CHAPTER XIX.
THE FIELD OF THE FEDERATION.

I could not sleep all night.

I had seen so much since my arrival, and had been in company with so many great men—Mirabeau, Robespierre, Lameth, Laclos, Chemier, Talma, David, Laharpe, Danton, Marat, Desmoulins, Anacharsis Clootz, and Herbert—that their names continued to ring in my soul like an alarm bell.

And through them all passed the beautiful amazon in her red robe; and that seemed so strange to me, coming as I had for the first time from the Forest of Argonne, and feeling, as it were, in another world, or else in a state of furious delirium.

I arose at daybreak. Alas! the morning was dark and rainy-looking; thick black clouds were chasing each other over the sky once so pure and brilliant, but now changing its opinions, and becoming aristocratic.

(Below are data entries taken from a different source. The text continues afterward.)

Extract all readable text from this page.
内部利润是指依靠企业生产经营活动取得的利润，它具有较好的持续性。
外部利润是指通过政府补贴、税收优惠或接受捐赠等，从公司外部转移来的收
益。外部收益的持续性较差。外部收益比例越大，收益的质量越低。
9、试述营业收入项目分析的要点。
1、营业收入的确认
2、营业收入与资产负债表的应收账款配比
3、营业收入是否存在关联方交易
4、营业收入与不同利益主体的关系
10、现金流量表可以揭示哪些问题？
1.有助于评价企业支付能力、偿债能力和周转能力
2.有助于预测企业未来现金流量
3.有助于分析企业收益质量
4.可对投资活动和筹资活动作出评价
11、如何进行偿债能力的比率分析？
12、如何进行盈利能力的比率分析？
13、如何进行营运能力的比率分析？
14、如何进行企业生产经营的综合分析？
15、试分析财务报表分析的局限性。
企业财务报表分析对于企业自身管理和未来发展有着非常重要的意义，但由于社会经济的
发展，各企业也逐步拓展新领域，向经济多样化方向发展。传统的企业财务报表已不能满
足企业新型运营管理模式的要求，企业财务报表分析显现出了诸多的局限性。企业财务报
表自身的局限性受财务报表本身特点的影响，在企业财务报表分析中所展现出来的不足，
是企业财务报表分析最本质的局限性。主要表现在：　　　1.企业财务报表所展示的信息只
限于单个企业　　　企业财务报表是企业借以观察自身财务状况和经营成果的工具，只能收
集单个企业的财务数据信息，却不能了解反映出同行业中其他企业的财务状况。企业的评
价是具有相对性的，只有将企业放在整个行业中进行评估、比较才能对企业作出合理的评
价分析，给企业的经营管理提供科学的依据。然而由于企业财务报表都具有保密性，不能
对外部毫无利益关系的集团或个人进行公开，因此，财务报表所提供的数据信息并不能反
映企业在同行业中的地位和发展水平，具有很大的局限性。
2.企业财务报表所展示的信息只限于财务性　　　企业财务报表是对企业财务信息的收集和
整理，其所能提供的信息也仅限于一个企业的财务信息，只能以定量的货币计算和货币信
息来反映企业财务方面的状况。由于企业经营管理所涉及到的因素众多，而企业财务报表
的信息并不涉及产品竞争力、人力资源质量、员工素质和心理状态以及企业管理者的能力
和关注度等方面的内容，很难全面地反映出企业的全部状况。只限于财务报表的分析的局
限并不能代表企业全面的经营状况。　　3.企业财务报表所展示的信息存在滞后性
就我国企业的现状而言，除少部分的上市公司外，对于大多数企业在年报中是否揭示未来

I awoke M. Drouet. I was astonished that any one could sleep on the night heralding in such a day. He jumped up and dressed himself. We took our guns, and descended.

We soon joined our friends of St. Menehould and Islettes, formed rank, and marched to the Champ de Mars.

At the door of Sainte Honoré, we met the orator of the human race, who had passed the night at the Cordeliers.

He had with him a body of men, Poles, Russians, Turks, Persians, all in their national costumes. He took them to the federation of France before he took them to the federation of the world.